As a researcher at the National Institute of Geological Sciences, Bednarz will participate in the groundbreaking Transect project, which, in addition to its important scientific potential, is also pioneering as a historic collaboration.
Prior to this initiative, “political tensions have prevented coordinated collection of seismic data, thwarting a robust analysis of the region’s shared seismic hazards,” she explains. “The Transect project has secured the cooperation of each major Caucasus country — Armenia, Azerbaijan, Georgia, Russia and Turkey.”
As the first significant scientific alliance among the countries of the Caucasus, the Transect project could set a precedent for continued and deepened partnerships, she notes. “The implications go beyond science: for countries with relationships as complex as Armenia and Azerbaijan, fruitful collaboration of any sort sends a powerful message of peace and reconciliation.”
Bednarz will assist in analyzing data from more than 100 new seismic monitoring stations installed across the region.
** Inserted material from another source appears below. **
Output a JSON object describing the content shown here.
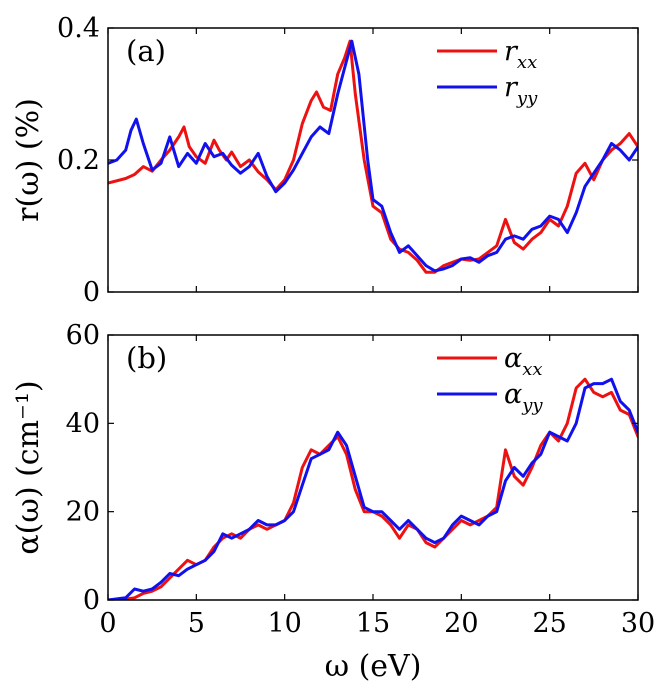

Her role in the Transect project is in part a continuation of her senior thesis research, for which she spent a year investigating earthquakes in the Caucasus region using cellular seismology — an analytic process conceived by her mentor, Associate Professor of Earth and Environmental Sciences Alan Kafka, in which seismologists systematically investigate the relationship between locations of past and future earthquakes in a given region. She worked with Kafka on the thesis, and had conducted independent research with him during her junior year.
In the Morrissey College of Arts and Sciences Honors Program, Bednarz majored in geological sciences and minored in physics. She is a member of the Sigma Pi Sigma honor society, which recognizes outstanding scholarship in physics, and the Omicron Chapter of Massachusetts Phi Beta Kappa. In 2014, she was awarded an Advanced Study Grant for a project titled “A Stride Towards Geothermal Development.”